Two words leaped to mind just before Sen. Mitt Romney, R-Utah, announced that he would vote to convict President Donald Trump on one article of impeachment: frog's legs.
Frog's legs were on the menu as then-president-elect and Romney dined at Jean-Georges, a high-ticket eatery inside the (where else?) Trump Hotel in November 2016. After having refused to endorse Trump and calling him unworthy of the Oval Office, Romney nonetheless publicly auditioned for the prestigious secretary of state post.
It was a public humiliation for Romney, the GOP 2012 nominee, who had to eat swamp meat and his own words while cameras and social media captured the humbling moment for all the world.
The frog's legs supper let some of the air out of Romney's sanctimony tires.

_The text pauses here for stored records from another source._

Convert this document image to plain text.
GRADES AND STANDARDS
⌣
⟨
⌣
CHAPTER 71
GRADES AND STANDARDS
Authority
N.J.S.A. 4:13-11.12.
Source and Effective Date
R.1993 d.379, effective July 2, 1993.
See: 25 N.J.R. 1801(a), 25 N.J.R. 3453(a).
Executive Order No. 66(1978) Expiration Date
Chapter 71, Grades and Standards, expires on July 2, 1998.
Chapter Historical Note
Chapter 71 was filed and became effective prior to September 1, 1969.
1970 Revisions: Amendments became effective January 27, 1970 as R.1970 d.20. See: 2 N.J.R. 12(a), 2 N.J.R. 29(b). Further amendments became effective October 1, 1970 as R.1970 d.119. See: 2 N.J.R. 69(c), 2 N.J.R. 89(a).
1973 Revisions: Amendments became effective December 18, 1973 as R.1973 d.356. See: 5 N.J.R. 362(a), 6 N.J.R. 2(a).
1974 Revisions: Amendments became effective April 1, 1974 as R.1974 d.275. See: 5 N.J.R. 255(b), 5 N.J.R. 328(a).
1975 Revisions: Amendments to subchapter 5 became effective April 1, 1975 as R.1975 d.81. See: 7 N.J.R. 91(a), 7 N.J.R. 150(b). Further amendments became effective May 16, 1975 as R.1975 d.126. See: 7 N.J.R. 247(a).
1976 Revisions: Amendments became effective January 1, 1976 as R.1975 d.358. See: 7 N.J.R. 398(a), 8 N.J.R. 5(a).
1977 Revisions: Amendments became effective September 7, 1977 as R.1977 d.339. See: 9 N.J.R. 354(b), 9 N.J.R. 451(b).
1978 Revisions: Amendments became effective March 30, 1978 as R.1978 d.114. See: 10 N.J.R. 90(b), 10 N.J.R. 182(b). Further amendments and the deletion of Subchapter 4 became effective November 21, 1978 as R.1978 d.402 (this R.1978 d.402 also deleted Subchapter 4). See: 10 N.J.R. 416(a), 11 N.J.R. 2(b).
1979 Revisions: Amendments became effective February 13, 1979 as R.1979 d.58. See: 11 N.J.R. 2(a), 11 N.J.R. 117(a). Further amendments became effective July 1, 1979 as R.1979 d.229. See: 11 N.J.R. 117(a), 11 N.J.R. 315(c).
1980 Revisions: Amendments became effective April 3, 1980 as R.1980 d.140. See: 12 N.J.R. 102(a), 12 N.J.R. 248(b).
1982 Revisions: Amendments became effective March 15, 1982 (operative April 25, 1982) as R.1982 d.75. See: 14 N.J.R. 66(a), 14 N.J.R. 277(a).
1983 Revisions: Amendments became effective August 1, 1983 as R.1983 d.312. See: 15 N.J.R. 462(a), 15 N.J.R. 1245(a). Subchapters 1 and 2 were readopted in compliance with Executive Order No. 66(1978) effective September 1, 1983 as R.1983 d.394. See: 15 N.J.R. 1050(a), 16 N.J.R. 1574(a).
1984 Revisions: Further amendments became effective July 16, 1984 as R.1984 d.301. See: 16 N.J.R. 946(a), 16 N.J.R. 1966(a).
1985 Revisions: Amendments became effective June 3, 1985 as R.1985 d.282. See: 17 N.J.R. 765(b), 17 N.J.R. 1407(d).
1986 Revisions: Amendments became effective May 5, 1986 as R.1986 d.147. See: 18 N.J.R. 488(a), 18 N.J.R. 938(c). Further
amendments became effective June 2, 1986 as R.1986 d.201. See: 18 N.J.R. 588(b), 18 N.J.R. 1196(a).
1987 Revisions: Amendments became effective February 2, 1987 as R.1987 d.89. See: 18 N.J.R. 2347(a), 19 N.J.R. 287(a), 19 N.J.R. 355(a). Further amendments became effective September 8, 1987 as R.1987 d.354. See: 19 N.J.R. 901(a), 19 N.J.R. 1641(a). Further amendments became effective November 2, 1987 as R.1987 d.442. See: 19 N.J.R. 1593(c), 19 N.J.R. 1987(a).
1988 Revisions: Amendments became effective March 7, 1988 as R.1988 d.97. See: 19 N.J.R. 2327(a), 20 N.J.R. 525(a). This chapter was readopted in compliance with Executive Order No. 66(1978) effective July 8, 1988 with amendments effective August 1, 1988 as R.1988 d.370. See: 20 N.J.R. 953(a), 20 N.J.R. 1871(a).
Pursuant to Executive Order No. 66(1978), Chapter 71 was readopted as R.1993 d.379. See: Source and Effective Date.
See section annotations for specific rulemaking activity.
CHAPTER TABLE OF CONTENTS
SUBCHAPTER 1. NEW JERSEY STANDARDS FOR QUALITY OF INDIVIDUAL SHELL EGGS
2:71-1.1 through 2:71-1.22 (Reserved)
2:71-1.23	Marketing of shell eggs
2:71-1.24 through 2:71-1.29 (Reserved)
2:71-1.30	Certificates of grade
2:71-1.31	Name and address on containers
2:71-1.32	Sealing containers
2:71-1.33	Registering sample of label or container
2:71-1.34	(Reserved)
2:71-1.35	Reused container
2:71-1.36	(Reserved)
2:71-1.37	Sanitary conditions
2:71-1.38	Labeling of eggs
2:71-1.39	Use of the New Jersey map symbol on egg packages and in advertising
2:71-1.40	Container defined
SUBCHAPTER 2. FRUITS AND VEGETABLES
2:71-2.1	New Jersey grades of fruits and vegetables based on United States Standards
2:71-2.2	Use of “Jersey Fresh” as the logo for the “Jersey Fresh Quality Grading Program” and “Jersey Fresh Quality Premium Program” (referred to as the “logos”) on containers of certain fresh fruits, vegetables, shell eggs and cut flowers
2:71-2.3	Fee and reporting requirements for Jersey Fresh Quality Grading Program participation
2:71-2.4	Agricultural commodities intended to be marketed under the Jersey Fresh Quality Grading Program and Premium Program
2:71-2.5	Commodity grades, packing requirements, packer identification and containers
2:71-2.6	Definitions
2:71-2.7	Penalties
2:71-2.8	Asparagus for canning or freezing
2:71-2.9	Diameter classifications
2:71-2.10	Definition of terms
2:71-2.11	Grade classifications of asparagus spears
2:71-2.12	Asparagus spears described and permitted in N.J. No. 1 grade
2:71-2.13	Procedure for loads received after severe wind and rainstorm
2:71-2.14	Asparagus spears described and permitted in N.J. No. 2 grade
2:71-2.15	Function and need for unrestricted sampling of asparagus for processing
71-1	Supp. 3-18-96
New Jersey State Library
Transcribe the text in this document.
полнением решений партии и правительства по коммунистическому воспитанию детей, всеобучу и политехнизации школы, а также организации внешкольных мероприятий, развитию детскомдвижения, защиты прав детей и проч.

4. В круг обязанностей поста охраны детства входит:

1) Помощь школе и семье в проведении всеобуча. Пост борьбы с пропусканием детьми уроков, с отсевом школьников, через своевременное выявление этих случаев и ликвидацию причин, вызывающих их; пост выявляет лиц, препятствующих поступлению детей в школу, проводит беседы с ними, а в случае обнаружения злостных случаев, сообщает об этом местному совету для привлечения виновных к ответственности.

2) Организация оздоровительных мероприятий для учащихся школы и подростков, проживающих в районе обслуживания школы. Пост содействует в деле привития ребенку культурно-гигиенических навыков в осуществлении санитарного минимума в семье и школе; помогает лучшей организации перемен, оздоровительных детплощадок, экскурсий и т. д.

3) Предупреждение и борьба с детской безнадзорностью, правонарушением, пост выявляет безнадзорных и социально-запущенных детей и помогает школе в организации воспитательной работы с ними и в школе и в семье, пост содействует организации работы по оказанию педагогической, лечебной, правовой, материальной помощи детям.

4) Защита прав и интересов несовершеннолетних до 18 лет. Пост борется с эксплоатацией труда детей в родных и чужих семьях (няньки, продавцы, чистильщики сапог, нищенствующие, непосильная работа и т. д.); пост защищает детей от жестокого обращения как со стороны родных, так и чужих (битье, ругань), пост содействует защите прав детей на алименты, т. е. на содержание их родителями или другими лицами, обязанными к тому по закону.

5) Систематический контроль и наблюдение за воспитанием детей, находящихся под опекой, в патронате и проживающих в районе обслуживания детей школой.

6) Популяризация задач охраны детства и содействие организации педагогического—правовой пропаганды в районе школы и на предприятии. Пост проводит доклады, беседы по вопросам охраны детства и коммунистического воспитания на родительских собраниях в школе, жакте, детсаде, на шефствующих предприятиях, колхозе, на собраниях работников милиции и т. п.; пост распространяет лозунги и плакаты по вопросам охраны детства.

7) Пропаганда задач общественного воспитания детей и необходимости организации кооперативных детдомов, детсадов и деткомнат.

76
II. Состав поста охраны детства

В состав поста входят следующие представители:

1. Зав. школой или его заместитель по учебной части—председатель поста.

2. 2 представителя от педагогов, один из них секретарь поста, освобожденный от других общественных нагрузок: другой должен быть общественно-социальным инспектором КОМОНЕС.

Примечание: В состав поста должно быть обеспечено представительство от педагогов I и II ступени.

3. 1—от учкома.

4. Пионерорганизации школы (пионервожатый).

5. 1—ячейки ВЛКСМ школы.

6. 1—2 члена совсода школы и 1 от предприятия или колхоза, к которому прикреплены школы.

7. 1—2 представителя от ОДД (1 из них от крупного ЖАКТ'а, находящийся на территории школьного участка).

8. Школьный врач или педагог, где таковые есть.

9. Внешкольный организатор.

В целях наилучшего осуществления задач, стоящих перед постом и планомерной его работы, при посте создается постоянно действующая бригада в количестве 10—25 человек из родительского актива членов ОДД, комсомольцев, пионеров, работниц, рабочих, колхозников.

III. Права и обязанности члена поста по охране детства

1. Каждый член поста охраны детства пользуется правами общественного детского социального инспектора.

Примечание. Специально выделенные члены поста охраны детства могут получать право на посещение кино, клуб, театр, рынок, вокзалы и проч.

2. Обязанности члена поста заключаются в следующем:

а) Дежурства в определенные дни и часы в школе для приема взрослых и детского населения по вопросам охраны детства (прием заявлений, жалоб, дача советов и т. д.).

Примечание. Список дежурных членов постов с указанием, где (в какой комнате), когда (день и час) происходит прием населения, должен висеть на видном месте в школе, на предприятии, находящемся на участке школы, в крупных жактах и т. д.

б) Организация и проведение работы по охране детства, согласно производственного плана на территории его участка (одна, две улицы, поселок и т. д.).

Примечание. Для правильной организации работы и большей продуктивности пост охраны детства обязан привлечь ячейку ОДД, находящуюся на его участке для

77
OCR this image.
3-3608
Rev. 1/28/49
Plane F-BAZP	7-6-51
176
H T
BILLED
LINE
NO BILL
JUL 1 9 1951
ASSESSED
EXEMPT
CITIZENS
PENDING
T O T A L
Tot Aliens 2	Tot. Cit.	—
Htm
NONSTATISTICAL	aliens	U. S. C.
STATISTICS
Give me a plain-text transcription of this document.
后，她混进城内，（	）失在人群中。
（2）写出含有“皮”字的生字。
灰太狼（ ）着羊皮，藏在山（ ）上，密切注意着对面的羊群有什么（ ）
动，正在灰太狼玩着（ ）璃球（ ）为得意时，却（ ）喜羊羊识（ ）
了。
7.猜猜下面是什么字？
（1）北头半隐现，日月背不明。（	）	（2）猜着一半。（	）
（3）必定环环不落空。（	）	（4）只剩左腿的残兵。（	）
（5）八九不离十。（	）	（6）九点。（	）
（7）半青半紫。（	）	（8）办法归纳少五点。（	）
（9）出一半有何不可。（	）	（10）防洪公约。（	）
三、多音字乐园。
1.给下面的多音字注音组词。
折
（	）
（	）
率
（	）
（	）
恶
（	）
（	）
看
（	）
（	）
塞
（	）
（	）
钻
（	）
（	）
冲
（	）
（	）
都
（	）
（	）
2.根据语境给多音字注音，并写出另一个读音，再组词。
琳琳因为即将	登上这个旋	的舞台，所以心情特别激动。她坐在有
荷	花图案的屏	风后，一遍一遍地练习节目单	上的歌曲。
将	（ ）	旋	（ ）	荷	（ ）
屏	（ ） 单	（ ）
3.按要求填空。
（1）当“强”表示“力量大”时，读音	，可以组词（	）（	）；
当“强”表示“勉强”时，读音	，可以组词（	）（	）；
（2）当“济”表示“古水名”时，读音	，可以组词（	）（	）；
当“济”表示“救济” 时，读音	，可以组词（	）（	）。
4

Trump had reason to want to bring the former Massachusetts governor down a notch. In February 2012, Trump kindly endorsed Romney, who was a bit ambivalent about the whole exercise. At the Trump International Hotel in Las Vegas, Romney offered, "There are some things that you can't just imagine happening in your life."
Four years later, Romney refused to repay the favor. In March 2016, he tried to stop Trump in an address that labeled the frontrunner "a phony and a fraud." Romney even tweeted, "If Trump had said four years ago the things he says today about the KKK, Muslims, Mexicans, disabled, I would NOT have accepted his endorsement."
Not only was Romney willing to forget Trump's unworthiness after Trump won in 2016, but also he accepted Trump's endorsement in 2018 when he ran for Senate in Utah.
There are those who say Romney turned on Trump out of envy because the one-time reality TV star succeeded in 2016 where the former Massachusetts governor failed four years earlier. But I suspect a big factor may have been that Trump made Romney tap dance in front of the world -- that he could forgive Trump winning but not Trump playing him for a position Romney would never get.
As conservative author Arthur Brooks noted at the National Prayer Breakfast Thursday, "When you are treated with contempt, you never forget it."
Ironically, Brooks made that remark mere minutes before Trump used the annual prayer event to denounce his "enemies."
Trump called out Romney (although not by name), when he told the room, "I don't like people who use their faith as justification for doing what they know is wrong."
Romney's revenge is a dessert best served cold. After trying to get on the Trump team, he is about to become the conscience of anti-Trump Washington. Romney gave an interview to Fox News' Chris Wallace, who asked him to give viewers a sense of how difficult the decision to vote to convict Trump was. "Do what is right, let the consequence follow," Romney replied, citing a favorite hymn. He believed Trump was guilty of abuse of power and that he should be removed from office -- so he had to follow his conscience.
"Nobody should doubt this was his deeply held belief," Wallace observed.
I believe Romney. I just wonder where his conscience was when he tried to get into Trump's Cabinet and when he accepted Trump's endorsement in 2018. (OK, maybe Romney thought he could do good things to steady Trump's ship of state as Trump's top diplomat, but accepting Trump's endorsement two years later for a Senate seat? Please.)
Wallace was agog about how "lonely" Romney will be. After all, the conservative confab CPAC disinvited Romney from its convention later this month.
Yes, it's going to be very lonely as establishment Washington hails Romney for his rectitude and looks down the nose at those grubby Republicans who didn't stand up to Trump because they lacked the courage. It doesn't occur to swamp denizens that there actually were reasons to vote against removing Trump.
Such as the punishment doesn't fit the crime or merit overturning the will of American voters.
There's a lesson in here somewhere.
Maybe it's that Trump's my-way-or-the-highway approach may make most Republicans hesitate before they cross him, or even so much as criticize him, for suggesting that the Ukrainian president dig up dirt on the Bidens. But Trump's willingness to bully any dissenters has a limitation.
It can't work with everyone.
Romney, 72, is not up for election until 2024. He may not want the job by then, and by 2024 opposing Trump may not hurt at the Utah ballot box. In the meantime, Romney will be living proof that a Republican with the right resources can stand up to Trump and survive.
He'll do more than survive. He'll thrive. Probably for the first time in his life, Romney will be the toast of Washington, not the guy who lost in 2012.
In a moment of triumph, Trump could have spared Romney the humiliation of practically begging for a seat at his table. And now the tables have turned.